Frantson est un spécialiste défensif capable de couvrir toutes les positions sur le terrain malgré sa taille moyenne pour le sport. À six pieds et quatre pouces, c’est son énergie et sa hargne sans pareille qui lui permettent de dominer les rebonds face aux pivots opposés autant que de contrer les meneurs adverses. Si dominant est-il dans son rôle qu’il a été nommé joueur défensif de l’année par la RSEQ en 2018.

Il a toujours voulu plus. Il s’est consacré à développer son arsenal offensif et perfectionner ses outils à l’attaque. Lorsqu’est venu le temps de mettre en pratique les atouts sur lesquels il avait tant travaillé, il a été accueilli avec réticence par ses entraîneurs de l’Université Laval. 

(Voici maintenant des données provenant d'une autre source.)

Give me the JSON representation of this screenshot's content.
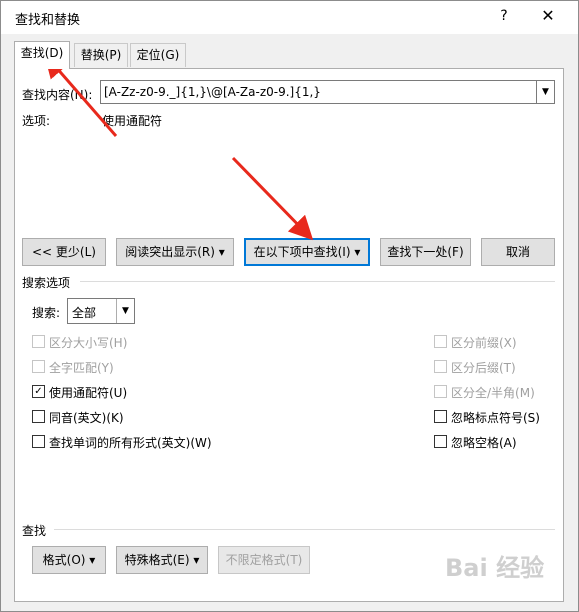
{
  "window": {
    "title": "查找和替换",
    "help": "?",
    "close": "✕"
  },
  "tabs": [
    {
      "label": "查找(D)",
      "active": true
    },
    {
      "label": "替换(P)",
      "active": false
    },
    {
      "label": "定位(G)",
      "active": false
    }
  ],
  "find": {
    "label": "查找内容(N):",
    "value": "[A-Zz-z0-9._]{1,}\\@[A-Za-z0-9.]{1,}",
    "options_label": "选项:",
    "options_value": "使用通配符"
  },
  "buttons": {
    "less": "<< 更少(L)",
    "reading_highlight": "阅读突出显示(R) ▾",
    "find_in": "在以下项中查找(I) ▾",
    "find_next": "查找下一处(F)",
    "cancel": "取消"
  },
  "search_options": {
    "header": "搜索选项",
    "search_label": "搜索:",
    "search_value": "全部",
    "left_checks": [
      {
        "label": "区分大小写(H)",
        "checked": false,
        "enabled": false
      },
      {
        "label": "全字匹配(Y)",
        "checked": false,
        "enabled": false
      },
      {
        "label": "使用通配符(U)",
        "checked": true,
        "enabled": true
      },
      {
        "label": "同音(英文)(K)",
        "checked": false,
        "enabled": true
      },
      {
        "label": "查找单词的所有形式(英文)(W)",
        "checked": false,
        "enabled": true
      }
    ],
    "right_checks": [
      {
        "label": "区分前缀(X)",
        "checked": false,
        "enabled": false
      },
      {
        "label": "区分后缀(T)",
        "checked": false,
        "enabled": false
      },
      {
        "label": "区分全/半角(M)",
        "checked": false,
        "enabled": false
      },
      {
        "label": "忽略标点符号(S)",
        "checked": false,
        "enabled": true
      },
      {
        "label": "忽略空格(A)",
        "checked": false,
        "enabled": true
      }
    ]
  },
  "find_section": {
    "header": "查找",
    "format": "格式(O) ▾",
    "special": "特殊格式(E) ▾",
    "no_format": "不限定格式(T)"
  },
  "watermark": "Bai 经验",
  "colors": {
    "accent": "#0078d7",
    "annotation_arrow": "#e8291c"
  }
}
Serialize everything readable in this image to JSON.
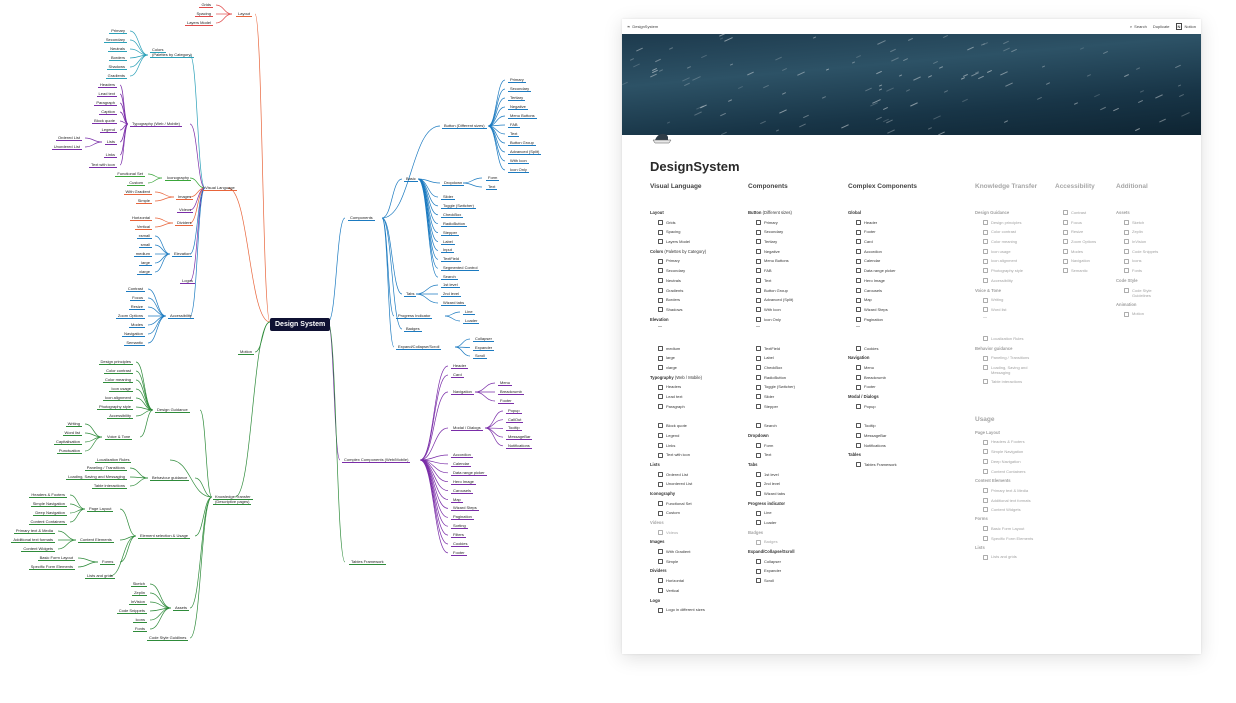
{
  "mindmap": {
    "root": "Design System",
    "visual_language": "Visual Language",
    "layout": "Layout",
    "layout_children": [
      "Grids",
      "Spacing",
      "Layers Model"
    ],
    "colors": "Colors\n(Palettes by Category)",
    "colors_children": [
      "Primary",
      "Secondary",
      "Neutrals",
      "Borders",
      "Shadows",
      "Gradients"
    ],
    "typography": "Typography (Web / Mobile)",
    "typo_children": [
      "Headers",
      "Lead text",
      "Paragraph",
      "Caption",
      "Block quote",
      "Legend"
    ],
    "lists": "Lists",
    "lists_children": [
      "Ordered List",
      "Unordered List"
    ],
    "links": "Links",
    "text_with_icon": "Text with icon",
    "iconography": "Iconography",
    "icon_children": [
      "Functional Set",
      "Custom"
    ],
    "images": "Images",
    "images_children": [
      "With Gradient",
      "Simple"
    ],
    "videos": "Videos",
    "dividers": "Dividers",
    "dividers_children": [
      "Horizontal",
      "Vertical"
    ],
    "elevation": "Elevation",
    "elevation_children": [
      "xsmall",
      "small",
      "medium",
      "large",
      "xlarge"
    ],
    "logos": "Logos",
    "accessibility": "Accessibility",
    "accessibility_children": [
      "Contrast",
      "Focus",
      "Resize",
      "Zoom Options",
      "Modes",
      "Navigation",
      "Semantic"
    ],
    "motion": "Motion",
    "knowledge": "Knowledge Transfer\n(Descriptive pages)",
    "design_guidance": "Design Guidance",
    "dg_children": [
      "Design principles",
      "Color contrast",
      "Color meaning",
      "Icon usage",
      "Icon alignment",
      "Photography style",
      "Accessibility"
    ],
    "voice": "Voice & Tone",
    "voice_children": [
      "Writing",
      "Word list",
      "Capitalisation",
      "Punctuation"
    ],
    "loc": "Localization Rules",
    "behaviour": "Behaviour guidance",
    "behaviour_children": [
      "Paneling / Transitions",
      "Loading, Saving and Messaging",
      "Table interactions"
    ],
    "element_sel": "Element selection & Usage",
    "page_layout": "Page Layout",
    "pl_children": [
      "Headers & Footers",
      "Simple Navigation",
      "Deep Navigation",
      "Content Containers"
    ],
    "content_elements": "Content Elements",
    "ce_children": [
      "Primary text & Media",
      "Additional text formats",
      "Content Widgets"
    ],
    "forms": "Forms",
    "forms_children": [
      "Basic Form Layout",
      "Specific Form Elements"
    ],
    "lists_grids": "Lists and grids",
    "assets": "Assets",
    "assets_children": [
      "Sketch",
      "Zeplin",
      "InVision",
      "Code Snippets",
      "Icons",
      "Fonts"
    ],
    "code_style": "Code Style Guidlines",
    "components": "Components",
    "button": "Button (Different sizes)",
    "button_children": [
      "Primary",
      "Secondary",
      "Tertiary",
      "Negative",
      "Menu Buttons",
      "FAB",
      "Text",
      "Button Group",
      "Advanced (Split)",
      "With Icon",
      "Icon Only"
    ],
    "basic": "Basic",
    "dropdown": "Dropdown",
    "dropdown_children": [
      "Form",
      "Text"
    ],
    "basic_children": [
      "Slider",
      "Toggle (Switcher)",
      "CheckBox",
      "RadioButton",
      "Stepper",
      "Label",
      "Input",
      "TextField",
      "Segmented Control",
      "Search"
    ],
    "tabs": "Tabs",
    "tabs_children": [
      "1st level",
      "2nd level",
      "Wizard tabs"
    ],
    "progress": "Progress Indicator",
    "progress_children": [
      "Line",
      "Loader"
    ],
    "badges": "Badges",
    "expand": "Expand/Collapse/Scroll",
    "expand_children": [
      "Collapser",
      "Expander",
      "Scroll"
    ],
    "complex": "Complex Components (Web/Mobile)",
    "complex_top": [
      "Header",
      "Card"
    ],
    "navigation": "Navigation",
    "nav_children": [
      "Menu",
      "Breadcrumb",
      "Footer"
    ],
    "modal": "Modal / Dialogs",
    "modal_children": [
      "Popup",
      "CallOut",
      "Tooltip",
      "MessageBar",
      "Notifications"
    ],
    "complex_rest": [
      "Accordion",
      "Calendar",
      "Data range picker",
      "Hero Image",
      "Carousels",
      "Map",
      "Wizard Steps",
      "Pagination",
      "Sorting",
      "Filters",
      "Cookies",
      "Footer"
    ],
    "tables": "Tables Framework"
  },
  "notion": {
    "crumb": "DesignSystem",
    "search": "Search",
    "duplicate": "Duplicate",
    "notion": "Notion",
    "title": "DesignSystem",
    "columns": [
      {
        "header": "Visual Language",
        "faded": false,
        "rows": [
          {
            "s": "Layout"
          },
          {
            "i": "Grids"
          },
          {
            "i": "Spacing"
          },
          {
            "i": "Layers Model"
          },
          {
            "s": "Colors",
            "suffix": " (Palettes by Category)"
          },
          {
            "i": "Primary"
          },
          {
            "i": "Secondary"
          },
          {
            "i": "Neutrals"
          },
          {
            "i": "Gradients"
          },
          {
            "i": "Borders"
          },
          {
            "i": "Shadows"
          },
          {
            "s": "Elevation"
          },
          {
            "h": 1
          },
          {
            "g": 1
          },
          {
            "i": "medium"
          },
          {
            "i": "large"
          },
          {
            "i": "xlarge"
          },
          {
            "s": "Typography",
            "suffix": " (Web / Mobile)"
          },
          {
            "i": "Headers"
          },
          {
            "i": "Lead text"
          },
          {
            "i": "Paragraph"
          },
          {
            "g": 1
          },
          {
            "i": "Block quote"
          },
          {
            "i": "Legend"
          },
          {
            "i": "Links"
          },
          {
            "i": "Text with icon"
          },
          {
            "s": "Lists"
          },
          {
            "i": "Ordered List"
          },
          {
            "i": "Unordered List"
          },
          {
            "s": "Iconography"
          },
          {
            "i": "Functional Set"
          },
          {
            "i": "Custom"
          },
          {
            "sf": "Videos"
          },
          {
            "if": "Videos"
          },
          {
            "s": "Images"
          },
          {
            "i": "With Gradient"
          },
          {
            "i": "Simple"
          },
          {
            "s": "Dividers"
          },
          {
            "i": "Horizontal"
          },
          {
            "i": "Vertical"
          },
          {
            "s": "Logo"
          },
          {
            "i": "Logo in different sizes"
          }
        ]
      },
      {
        "header": "Components",
        "faded": false,
        "rows": [
          {
            "s": "Button",
            "suffix": " (Different sizes)"
          },
          {
            "i": "Primary"
          },
          {
            "i": "Secondary"
          },
          {
            "i": "Tertiary"
          },
          {
            "i": "Negative"
          },
          {
            "i": "Menu Buttons"
          },
          {
            "i": "FAB"
          },
          {
            "i": "Text"
          },
          {
            "i": "Button Group"
          },
          {
            "i": "Advanced (Split)"
          },
          {
            "i": "With Icon"
          },
          {
            "i": "Icon Only"
          },
          {
            "h": 1
          },
          {
            "g": 1
          },
          {
            "i": "TextField"
          },
          {
            "i": "Label"
          },
          {
            "i": "CheckBox"
          },
          {
            "i": "RadioButton"
          },
          {
            "i": "Toggle (Switcher)"
          },
          {
            "i": "Slider"
          },
          {
            "i": "Stepper"
          },
          {
            "g": 1
          },
          {
            "i": "Search"
          },
          {
            "s": "Dropdown"
          },
          {
            "i": "Form"
          },
          {
            "i": "Text"
          },
          {
            "s": "Tabs"
          },
          {
            "i": "1st level"
          },
          {
            "i": "2nd level"
          },
          {
            "i": "Wizard tabs"
          },
          {
            "s": "Progress indicator"
          },
          {
            "i": "Line"
          },
          {
            "i": "Loader"
          },
          {
            "sf": "Badges"
          },
          {
            "if": "Badges"
          },
          {
            "s": "Expand/Collapse/Scroll"
          },
          {
            "i": "Collapser"
          },
          {
            "i": "Expander"
          },
          {
            "i": "Scroll"
          }
        ]
      },
      {
        "header": "Complex Components",
        "faded": false,
        "rows": [
          {
            "s": "Global"
          },
          {
            "i": "Header"
          },
          {
            "i": "Footer"
          },
          {
            "i": "Card"
          },
          {
            "i": "Accordion"
          },
          {
            "i": "Calendar"
          },
          {
            "i": "Data range picker"
          },
          {
            "i": "Hero Image"
          },
          {
            "i": "Carousels"
          },
          {
            "i": "Map"
          },
          {
            "i": "Wizard Steps"
          },
          {
            "i": "Pagination"
          },
          {
            "h": 1
          },
          {
            "g": 1
          },
          {
            "i": "Cookies"
          },
          {
            "s": "Navigation"
          },
          {
            "i": "Menu"
          },
          {
            "i": "Breadcrumb"
          },
          {
            "i": "Footer"
          },
          {
            "s": "Modal / Dialogs"
          },
          {
            "i": "Popup"
          },
          {
            "g": 1
          },
          {
            "i": "Tooltip"
          },
          {
            "i": "MessageBar"
          },
          {
            "i": "Notifications"
          },
          {
            "s": "Tables"
          },
          {
            "i": "Tables Framework"
          }
        ]
      },
      {
        "header": "Knowledge Transfer",
        "faded": true,
        "rows": [
          {
            "s": "Design Guidance"
          },
          {
            "i": "Design principles"
          },
          {
            "i": "Color contrast"
          },
          {
            "i": "Color meaning"
          },
          {
            "i": "Icon usage"
          },
          {
            "i": "Icon alignment"
          },
          {
            "i": "Photography style"
          },
          {
            "i": "Accessibility"
          },
          {
            "s": "Voice & Tone"
          },
          {
            "i": "Writing"
          },
          {
            "i": "Word list"
          },
          {
            "h": 1
          },
          {
            "g": 1
          },
          {
            "i": "Localization Rules"
          },
          {
            "s": "Behavior guidance"
          },
          {
            "i": "Paneling / Transitions"
          },
          {
            "i": "Loading, Saving and Messaging",
            "wrap": 1
          },
          {
            "i": "Table interactions"
          },
          {
            "g": 1
          },
          {
            "g": 1
          },
          {
            "g": 1
          },
          {
            "head2": "Usage"
          },
          {
            "s": "Page Layout"
          },
          {
            "i": "Headers & Footers"
          },
          {
            "i": "Simple Navigation"
          },
          {
            "i": "Deep Navigation"
          },
          {
            "i": "Content Containers"
          },
          {
            "s": "Content Elements"
          },
          {
            "i": "Primary text & Media"
          },
          {
            "i": "Additional text formats",
            "wrap": 1
          },
          {
            "i": "Content Widgets"
          },
          {
            "s": "Forms"
          },
          {
            "i": "Basic Form Layout"
          },
          {
            "i": "Specific Form Elements",
            "wrap": 1
          },
          {
            "s": "Lists"
          },
          {
            "i": "Lists and grids"
          }
        ]
      },
      {
        "header": "Accessibility",
        "faded": true,
        "rows": [
          {
            "i": "Contrast"
          },
          {
            "i": "Focus"
          },
          {
            "i": "Resize"
          },
          {
            "i": "Zoom Options"
          },
          {
            "i": "Modes"
          },
          {
            "i": "Navigation"
          },
          {
            "i": "Semantic"
          }
        ]
      },
      {
        "header": "Additional",
        "faded": true,
        "rows": [
          {
            "s": "Assets"
          },
          {
            "i": "Sketch"
          },
          {
            "i": "Zeplin"
          },
          {
            "i": "InVision"
          },
          {
            "i": "Code Snippets"
          },
          {
            "i": "Icons"
          },
          {
            "i": "Fonts"
          },
          {
            "s": "Code Style"
          },
          {
            "i": "Code Style Guidelines",
            "wrap": 1
          },
          {
            "s": "Animation"
          },
          {
            "i": "Motion"
          }
        ]
      }
    ]
  }
}
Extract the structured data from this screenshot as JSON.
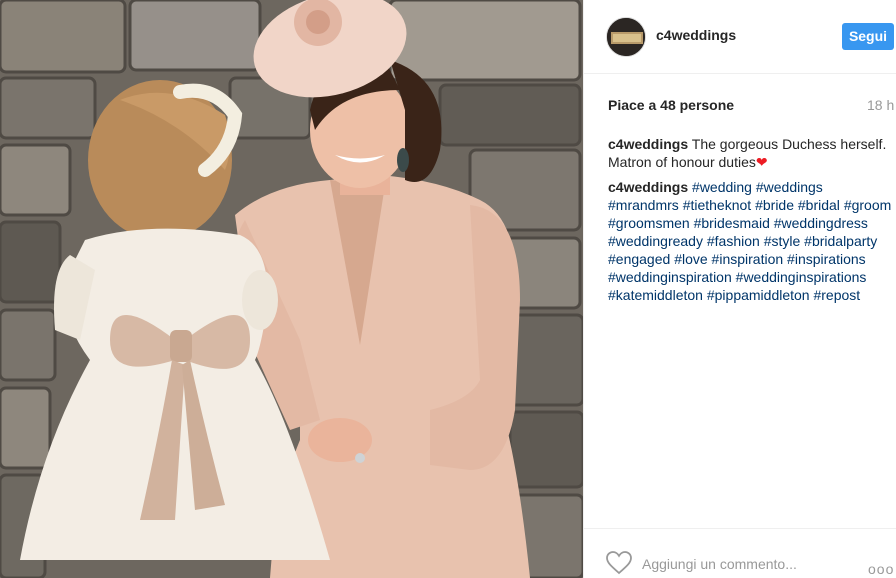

« On m’a dit de continuer de faire ce que je faisais et de ne pas changer mon jeu », mentionne-t-il. Frantson sentait qu’on l’empêchait de s’améliorer et ce différend l’a mené à quitter le Rouge et Or. 

Heureux à l’UQAM

Maintenant à la maison chez les Citadins, il jouit d’une liberté qu’il n’avait pas avant. « Sa vision du jeu est excellente et on lui fait confiance pour prendre les bonnes décisions lorsqu’il a le ballon dans les mains », affirme son coéquipier Schneider Suffrard. 

Le jeune ailier est toujours aussi engagé défensivement, mais Mario Joseph et le reste des entraîneurs de l’UQAM lui permettent également de jouer sur le périmètre afin de faire de lui un joueur plus complet. Frantson leur est reconnaissant et récompense leur confiance avec une férocité continue entre les sifflets. Les balles libres et les rebonds lui appartiennent et il donnerait sa vie pour traverser l’écran d’un arrière adverse afin de contester un tir de trois points. 

Il n’est pas le plus grand ou le plus gros, mais il aime le jeu autant que quiconque et cet amour lui donne des ailes. Quand il roule vers le filet après avoir posé un écran pour son meneur et prend son envol, le regard fixé sur la passe qui se dirige vers lui, cet amour infini est réfléchi dans ses yeux et dans son large sourire. Sourire qui, devant des centaines de partisans et partisanes dans un gymnase universitaire, ou assis avec son ballon entre ses jambes sur l’asphalte du parc Jarry, ne l’a jamais quitté.